16:52:01 <Lucas_WMDE> I have a feeling that CI builds are “Waiting for the completion of castor-save-workspace-cache” a bit longer than usual lately… would it be possible to give castor more resources? (no idea if that even makes sense tbh) 17:13:30 <•hashar> Lucas_WMDE: the job doesn't run concurrently (I can't remember why) 17:13:39 <•hashar> and it transfers the whole cache of the job, so maybe those have grown 17:13:58 <•hashar> and indeed there are a lot of them : 17:13:59 <•hashar> ) 17:15:20 <•hashar> the caches are stored on integration-castor05.integration.eqiad1.wikimedia.cloud 17:15:33 <•hashar> and `iotop -o` shows rsync using 99% of the available disk io 17:18:02 <•hashar> and if I remember well the data is written to an attached volume 17:19:42 <•hashar> ah found it g3.cores8.ram36.disk20 17:19:57 <•hashar> it lacks the 4 x increase of disk io that other instancess have 17:20:10 <•hashar> so openstack throttles the disk io made to the shared volume / Ceph
The reason is integration-castor05.integration.eqiad1.wikimedia.cloud uses the flavor g3.cores8.ram36.disk20 which has disk io rate limited (which is the default).
The fix is to migrate the instance to a flavor with a raised disk io throttling which have a 4xiops in their name. The available flavors are:
g3.cores8.ram24.disk20.ephemeral90.4xiops |
g3.cores8.ram24.disk20.ephemeral60.4xiops |
g3.cores8.ram24.disk20.ephemeral40.4xiops |
However they have:
- 24G ram when the current one has 36G (I have picked that to benefit the Linux disk cache).

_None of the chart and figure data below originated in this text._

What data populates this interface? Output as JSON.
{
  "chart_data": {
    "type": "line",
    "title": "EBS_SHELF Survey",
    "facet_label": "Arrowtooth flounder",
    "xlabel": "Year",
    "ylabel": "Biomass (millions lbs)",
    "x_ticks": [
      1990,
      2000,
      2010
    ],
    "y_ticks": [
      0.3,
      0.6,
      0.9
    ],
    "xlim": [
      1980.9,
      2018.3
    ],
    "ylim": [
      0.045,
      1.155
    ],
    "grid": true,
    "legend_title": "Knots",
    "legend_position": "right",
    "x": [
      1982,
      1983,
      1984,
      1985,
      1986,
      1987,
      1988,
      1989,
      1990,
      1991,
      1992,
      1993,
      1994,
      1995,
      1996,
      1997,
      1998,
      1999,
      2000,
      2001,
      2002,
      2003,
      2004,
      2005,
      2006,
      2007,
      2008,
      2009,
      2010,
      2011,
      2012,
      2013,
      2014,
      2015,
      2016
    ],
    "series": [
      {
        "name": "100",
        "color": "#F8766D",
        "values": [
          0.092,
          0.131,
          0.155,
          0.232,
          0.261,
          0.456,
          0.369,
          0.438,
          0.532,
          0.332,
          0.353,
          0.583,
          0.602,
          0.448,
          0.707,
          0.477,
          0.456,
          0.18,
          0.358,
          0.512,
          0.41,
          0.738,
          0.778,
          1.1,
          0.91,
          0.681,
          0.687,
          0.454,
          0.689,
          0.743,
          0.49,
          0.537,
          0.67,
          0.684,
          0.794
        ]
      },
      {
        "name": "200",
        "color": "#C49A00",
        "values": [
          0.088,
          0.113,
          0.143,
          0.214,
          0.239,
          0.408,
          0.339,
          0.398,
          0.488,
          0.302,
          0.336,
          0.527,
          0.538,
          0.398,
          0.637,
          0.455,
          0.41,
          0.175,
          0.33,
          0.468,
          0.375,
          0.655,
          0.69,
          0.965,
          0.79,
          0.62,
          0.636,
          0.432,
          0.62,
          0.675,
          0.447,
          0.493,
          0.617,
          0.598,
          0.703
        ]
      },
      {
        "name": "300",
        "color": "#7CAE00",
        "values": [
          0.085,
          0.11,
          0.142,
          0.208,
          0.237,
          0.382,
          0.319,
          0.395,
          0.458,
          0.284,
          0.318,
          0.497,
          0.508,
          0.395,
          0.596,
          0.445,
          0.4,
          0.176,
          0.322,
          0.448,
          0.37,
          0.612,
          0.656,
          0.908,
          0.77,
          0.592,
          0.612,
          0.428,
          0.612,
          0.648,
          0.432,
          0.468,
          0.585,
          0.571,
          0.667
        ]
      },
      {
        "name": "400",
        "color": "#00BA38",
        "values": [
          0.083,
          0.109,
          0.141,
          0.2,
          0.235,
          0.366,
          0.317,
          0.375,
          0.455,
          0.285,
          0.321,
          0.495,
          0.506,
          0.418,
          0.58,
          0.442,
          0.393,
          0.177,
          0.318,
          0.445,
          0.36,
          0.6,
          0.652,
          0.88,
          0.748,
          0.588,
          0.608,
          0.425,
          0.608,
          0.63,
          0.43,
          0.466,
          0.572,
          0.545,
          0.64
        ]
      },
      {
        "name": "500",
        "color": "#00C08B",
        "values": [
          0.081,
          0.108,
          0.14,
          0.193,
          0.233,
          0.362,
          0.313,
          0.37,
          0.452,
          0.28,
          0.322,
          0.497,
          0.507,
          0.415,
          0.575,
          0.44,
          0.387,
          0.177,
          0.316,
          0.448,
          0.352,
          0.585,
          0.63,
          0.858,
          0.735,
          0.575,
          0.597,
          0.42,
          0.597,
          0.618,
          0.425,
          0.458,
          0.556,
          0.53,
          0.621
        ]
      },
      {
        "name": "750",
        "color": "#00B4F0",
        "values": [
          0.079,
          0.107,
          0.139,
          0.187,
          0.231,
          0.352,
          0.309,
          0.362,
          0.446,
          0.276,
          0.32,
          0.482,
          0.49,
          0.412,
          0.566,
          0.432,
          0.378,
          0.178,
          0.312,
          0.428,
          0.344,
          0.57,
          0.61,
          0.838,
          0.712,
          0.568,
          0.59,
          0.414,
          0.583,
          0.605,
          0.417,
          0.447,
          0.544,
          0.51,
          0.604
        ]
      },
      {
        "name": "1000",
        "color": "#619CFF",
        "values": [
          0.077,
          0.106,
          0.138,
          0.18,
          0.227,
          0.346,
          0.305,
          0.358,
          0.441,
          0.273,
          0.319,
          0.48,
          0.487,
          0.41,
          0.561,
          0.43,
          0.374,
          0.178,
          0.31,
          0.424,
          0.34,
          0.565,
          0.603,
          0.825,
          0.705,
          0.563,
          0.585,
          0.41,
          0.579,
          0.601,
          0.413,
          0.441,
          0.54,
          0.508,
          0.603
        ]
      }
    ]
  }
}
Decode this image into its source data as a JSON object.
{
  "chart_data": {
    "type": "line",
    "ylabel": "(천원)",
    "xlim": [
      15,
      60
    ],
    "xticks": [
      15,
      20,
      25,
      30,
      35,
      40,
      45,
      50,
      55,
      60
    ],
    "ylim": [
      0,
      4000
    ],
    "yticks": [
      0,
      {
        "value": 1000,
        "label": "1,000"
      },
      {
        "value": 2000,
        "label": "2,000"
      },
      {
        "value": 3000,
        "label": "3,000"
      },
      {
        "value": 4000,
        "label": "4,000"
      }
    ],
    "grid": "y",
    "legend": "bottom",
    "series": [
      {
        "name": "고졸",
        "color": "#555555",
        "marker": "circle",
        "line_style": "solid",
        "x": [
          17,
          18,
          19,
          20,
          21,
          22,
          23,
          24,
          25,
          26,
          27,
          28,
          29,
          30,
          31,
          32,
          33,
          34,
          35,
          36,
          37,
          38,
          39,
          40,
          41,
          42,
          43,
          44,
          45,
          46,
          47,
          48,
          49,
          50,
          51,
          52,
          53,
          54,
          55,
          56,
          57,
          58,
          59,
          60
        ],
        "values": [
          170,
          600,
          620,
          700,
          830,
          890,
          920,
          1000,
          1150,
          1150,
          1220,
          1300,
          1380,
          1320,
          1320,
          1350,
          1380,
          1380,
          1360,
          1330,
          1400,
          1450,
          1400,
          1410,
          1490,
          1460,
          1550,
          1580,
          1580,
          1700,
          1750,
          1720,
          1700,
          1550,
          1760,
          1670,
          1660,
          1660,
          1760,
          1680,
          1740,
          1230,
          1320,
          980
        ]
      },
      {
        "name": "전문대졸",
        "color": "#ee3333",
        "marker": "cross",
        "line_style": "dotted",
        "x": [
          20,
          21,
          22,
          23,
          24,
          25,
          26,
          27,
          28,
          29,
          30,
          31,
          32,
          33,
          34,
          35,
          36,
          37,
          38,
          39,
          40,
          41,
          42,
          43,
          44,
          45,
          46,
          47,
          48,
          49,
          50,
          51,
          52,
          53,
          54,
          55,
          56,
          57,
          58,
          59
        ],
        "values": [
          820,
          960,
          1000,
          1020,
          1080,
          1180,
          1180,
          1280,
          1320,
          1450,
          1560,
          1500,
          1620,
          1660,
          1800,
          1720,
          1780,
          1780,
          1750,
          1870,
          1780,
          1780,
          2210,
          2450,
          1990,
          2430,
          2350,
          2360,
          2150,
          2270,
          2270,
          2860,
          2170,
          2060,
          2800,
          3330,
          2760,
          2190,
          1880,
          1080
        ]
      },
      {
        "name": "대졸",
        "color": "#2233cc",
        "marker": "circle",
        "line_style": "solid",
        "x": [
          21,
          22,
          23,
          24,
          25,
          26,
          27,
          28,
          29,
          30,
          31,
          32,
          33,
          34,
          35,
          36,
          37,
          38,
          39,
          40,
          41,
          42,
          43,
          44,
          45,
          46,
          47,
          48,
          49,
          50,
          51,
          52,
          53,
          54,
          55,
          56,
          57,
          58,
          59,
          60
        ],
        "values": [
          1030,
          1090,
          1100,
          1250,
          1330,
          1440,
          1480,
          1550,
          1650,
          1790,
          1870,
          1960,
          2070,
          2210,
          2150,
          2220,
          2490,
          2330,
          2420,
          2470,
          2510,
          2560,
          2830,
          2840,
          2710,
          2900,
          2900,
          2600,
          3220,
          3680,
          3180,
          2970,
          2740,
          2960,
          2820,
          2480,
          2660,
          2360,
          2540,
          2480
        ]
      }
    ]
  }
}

- an ephemeral disk which makes it impossible to change the flavor later on T340825: OpenStack silently fail to resize an Ephemeral volume
So I guess the easiest is to create a duplicate of the currently used flavor with the 4xiops: g3.cores8.ram36.disk20.4xiops. Without an ephemeral disk we can then change the flavor of the instance (which restarts it) and get the new IO throttle.